Saturdays are the in-between days of a life spent waiting. Yesterday LinkedIn messaging left me with a message from my friend Nancy at IBM. We talked as we usually do about the frailties of work, the ideas to clear out from the current thing, and what may be awaiting around a corner, down the street, or across the world.
We all reach the point where we know work is not the thing any longer. It’s a thing but it does not resonate or build sets of accomplishment or joy. It’s what my mom would call a means to an end. Sometimes the “means” are not even clear and then it becomes a daily slog to reach the end.
I think work has somehow become bastardized into a toil, a slog, a overtime with no respite thing.

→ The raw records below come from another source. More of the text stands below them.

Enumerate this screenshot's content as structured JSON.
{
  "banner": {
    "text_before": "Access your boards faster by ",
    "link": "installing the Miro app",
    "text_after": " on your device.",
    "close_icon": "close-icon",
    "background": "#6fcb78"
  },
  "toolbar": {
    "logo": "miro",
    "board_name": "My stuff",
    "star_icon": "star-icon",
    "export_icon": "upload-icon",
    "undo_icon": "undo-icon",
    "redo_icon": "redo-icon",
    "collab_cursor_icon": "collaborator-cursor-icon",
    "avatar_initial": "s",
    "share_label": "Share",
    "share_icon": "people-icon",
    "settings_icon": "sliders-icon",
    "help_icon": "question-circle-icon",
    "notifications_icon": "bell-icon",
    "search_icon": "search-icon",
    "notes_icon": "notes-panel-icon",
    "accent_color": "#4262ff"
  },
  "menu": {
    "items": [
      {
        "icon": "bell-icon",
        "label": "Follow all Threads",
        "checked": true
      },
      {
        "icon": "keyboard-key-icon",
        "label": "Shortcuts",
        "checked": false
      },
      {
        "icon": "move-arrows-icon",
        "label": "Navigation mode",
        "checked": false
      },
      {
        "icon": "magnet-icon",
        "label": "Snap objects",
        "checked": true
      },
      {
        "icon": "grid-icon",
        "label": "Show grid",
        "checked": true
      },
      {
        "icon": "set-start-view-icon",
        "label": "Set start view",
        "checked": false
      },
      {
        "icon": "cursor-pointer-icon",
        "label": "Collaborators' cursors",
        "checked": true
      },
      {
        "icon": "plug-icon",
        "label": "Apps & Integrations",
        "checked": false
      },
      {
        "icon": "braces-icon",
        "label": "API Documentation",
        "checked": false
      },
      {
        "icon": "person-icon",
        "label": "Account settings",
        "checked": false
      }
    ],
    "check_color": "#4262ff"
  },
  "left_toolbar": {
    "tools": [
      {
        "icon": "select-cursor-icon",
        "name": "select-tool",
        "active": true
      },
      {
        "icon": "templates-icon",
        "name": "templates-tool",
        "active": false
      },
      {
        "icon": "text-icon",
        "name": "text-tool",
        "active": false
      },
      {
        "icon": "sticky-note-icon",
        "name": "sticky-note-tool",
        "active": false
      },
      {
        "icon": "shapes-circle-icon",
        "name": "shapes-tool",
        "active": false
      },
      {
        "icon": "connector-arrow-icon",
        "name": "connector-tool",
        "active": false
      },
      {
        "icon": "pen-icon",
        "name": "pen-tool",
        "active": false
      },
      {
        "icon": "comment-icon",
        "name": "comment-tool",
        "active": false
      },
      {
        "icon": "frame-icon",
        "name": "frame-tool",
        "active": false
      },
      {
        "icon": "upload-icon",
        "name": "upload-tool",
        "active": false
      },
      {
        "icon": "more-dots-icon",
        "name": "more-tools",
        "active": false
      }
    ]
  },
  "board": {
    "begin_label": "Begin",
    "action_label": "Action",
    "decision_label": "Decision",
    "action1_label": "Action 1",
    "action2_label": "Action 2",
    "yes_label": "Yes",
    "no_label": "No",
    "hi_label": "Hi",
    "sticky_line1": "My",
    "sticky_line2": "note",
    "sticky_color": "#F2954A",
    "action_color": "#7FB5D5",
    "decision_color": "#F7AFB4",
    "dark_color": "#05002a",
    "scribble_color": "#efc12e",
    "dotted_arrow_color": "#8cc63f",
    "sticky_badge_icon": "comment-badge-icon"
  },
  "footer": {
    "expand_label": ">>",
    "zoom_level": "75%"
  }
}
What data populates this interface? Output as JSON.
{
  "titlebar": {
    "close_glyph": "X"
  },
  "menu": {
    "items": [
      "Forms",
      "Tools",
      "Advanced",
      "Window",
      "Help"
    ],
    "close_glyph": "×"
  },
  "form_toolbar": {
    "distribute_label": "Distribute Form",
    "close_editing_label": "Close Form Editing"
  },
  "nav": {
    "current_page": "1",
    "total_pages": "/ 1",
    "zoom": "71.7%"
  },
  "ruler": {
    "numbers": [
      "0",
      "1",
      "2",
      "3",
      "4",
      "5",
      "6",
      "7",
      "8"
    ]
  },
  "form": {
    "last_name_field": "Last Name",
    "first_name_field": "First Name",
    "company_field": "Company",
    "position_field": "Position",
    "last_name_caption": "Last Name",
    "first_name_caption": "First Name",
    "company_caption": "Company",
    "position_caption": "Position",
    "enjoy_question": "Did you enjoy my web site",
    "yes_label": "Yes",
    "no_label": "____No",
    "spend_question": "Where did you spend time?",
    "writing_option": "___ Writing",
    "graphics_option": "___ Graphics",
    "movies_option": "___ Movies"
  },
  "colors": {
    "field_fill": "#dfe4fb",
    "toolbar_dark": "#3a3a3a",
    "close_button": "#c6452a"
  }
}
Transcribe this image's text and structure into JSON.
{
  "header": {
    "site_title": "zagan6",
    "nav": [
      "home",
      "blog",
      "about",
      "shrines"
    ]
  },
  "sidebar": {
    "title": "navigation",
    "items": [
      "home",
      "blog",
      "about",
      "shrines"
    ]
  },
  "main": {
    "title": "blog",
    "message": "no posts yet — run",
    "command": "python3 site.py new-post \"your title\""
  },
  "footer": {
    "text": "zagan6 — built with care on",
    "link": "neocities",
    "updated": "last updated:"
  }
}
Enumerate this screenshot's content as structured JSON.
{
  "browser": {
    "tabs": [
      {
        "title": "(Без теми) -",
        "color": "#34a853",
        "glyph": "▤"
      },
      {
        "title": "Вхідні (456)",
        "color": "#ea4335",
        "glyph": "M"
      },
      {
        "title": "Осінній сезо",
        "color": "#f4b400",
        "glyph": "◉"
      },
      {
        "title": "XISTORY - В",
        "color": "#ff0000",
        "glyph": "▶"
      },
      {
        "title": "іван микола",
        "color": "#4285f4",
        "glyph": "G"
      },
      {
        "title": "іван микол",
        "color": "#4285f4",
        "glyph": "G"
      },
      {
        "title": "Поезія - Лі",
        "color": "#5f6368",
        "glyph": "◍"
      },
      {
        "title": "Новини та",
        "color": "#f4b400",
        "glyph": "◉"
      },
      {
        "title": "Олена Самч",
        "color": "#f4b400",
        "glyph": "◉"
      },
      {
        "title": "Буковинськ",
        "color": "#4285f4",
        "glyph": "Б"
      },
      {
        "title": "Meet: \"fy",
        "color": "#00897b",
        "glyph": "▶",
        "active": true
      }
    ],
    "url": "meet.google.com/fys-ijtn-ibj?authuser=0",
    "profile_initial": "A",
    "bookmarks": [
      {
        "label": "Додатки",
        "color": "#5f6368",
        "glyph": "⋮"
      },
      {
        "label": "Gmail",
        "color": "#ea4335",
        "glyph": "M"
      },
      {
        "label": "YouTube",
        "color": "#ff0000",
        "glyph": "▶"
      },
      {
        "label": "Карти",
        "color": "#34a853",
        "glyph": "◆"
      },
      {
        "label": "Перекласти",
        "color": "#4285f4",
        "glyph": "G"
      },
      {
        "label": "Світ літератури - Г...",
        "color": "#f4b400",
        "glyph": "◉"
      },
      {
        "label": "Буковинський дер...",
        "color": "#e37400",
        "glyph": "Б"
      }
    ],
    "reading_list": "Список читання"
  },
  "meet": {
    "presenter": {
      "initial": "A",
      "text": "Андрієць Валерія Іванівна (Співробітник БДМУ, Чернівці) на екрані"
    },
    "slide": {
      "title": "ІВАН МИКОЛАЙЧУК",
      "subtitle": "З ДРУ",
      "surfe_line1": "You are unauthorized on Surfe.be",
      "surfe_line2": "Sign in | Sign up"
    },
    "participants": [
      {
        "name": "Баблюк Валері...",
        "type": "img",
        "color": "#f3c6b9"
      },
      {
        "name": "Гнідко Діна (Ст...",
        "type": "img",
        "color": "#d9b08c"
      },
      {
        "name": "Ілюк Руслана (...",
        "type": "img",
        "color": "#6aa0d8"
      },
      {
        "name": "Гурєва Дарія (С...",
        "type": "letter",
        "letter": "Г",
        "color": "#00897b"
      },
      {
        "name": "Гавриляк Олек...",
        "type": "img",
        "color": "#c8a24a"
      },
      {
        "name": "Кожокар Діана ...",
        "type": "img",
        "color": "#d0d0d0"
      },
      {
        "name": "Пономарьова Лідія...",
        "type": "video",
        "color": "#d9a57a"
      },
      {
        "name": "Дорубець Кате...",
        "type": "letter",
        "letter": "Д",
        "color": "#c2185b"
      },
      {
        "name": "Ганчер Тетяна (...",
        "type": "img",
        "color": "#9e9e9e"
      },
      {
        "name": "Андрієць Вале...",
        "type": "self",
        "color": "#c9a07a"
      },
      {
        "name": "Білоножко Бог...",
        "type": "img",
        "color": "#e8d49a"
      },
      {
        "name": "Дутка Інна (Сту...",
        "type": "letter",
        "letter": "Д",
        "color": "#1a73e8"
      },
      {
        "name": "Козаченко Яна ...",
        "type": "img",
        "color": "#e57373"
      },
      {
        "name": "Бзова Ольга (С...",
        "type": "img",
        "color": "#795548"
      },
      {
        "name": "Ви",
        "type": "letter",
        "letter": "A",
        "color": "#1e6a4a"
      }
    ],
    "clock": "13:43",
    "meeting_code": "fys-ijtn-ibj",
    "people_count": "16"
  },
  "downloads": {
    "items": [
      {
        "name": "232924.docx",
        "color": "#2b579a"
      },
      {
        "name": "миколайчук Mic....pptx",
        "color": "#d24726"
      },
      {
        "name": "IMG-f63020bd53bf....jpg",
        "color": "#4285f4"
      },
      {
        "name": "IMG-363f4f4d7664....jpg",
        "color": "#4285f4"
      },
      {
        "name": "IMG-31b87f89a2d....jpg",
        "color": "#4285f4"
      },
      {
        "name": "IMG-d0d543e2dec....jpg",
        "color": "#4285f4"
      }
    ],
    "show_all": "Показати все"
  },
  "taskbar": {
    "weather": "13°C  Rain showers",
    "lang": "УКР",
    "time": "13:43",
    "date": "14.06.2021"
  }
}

We move in our desperation from times at home, to a freeway with others in desperation mode driving to or from a place they work. We arrive at the place and we know that our time is limited no matter what. Old workers know that companies position things toward others. It’s a glass wall that will never be breached and I find myself lucky that I can still deliver the work. But that wall is high and treacherous and we cannot sustain the climb. Age is the final factor in things and I’ve read on Quora where somehow when we cross an age boundary we lose any insight into technology or social networks or perhaps even learning new things. Somehow we are sentenced to lives of going to McDonalds for coffee and then back with a newspaper folded up. Not even Flipboard on a tablet for heaven’s sake.
So we stress and soldier onward with our newspapers and our senior meals and flip phones because we do not know what Linux is or what a hypervisor is or what containerization is. Dockers are pants and phones are feature phones and we are expected to settle down into some kind of non-nomadic retirement. Let me say here that there is nothing stopping us seniors from hitting the road besides the fact that we are scared to do something new. We could just as easily hit the road or the rails but for some reason, its not expected and then that glass ceiling hits us and we know it would be hard to travel the world. What’s so easy about staying here though and suffering ignominious defeats of mind? We just settle for less and that’s ok. Because we’ve delivered or done or felt or divorced or mended or are broken shells of what we once were.
I say the hell with that. I am serving notice that good enough is not. Pack those bags warriors. You know that tomorrow does not have to be like today but you don’t demand any more. Sitting around in a recliner is not the answer. There’s a world out there but it may take you a bit longer to traverse and that’s okay.
It’s not good enough for me folks. This blog is about moving onward and I will by end of next January. But I challenge everyone. Don’t accept the status or the quo. Be brave and strive to find the next thing. Don’t accept the Nokia feature phone when you can have an Android or iPhone. Strive because it almost rhymes with live. And living is not easing back on a Saturday and wondering where it all went dammit.
I don’t have a manifesto of this. I just know that we get old and we settle for that and there is no real reason. Be brave and resourceful and dump that crap. The world is still out there and you can move through it on your terms. Ride the rails or hit the trails.
The world is yours too. It does not belong to some select group of millennials that have some lock down on how it all works.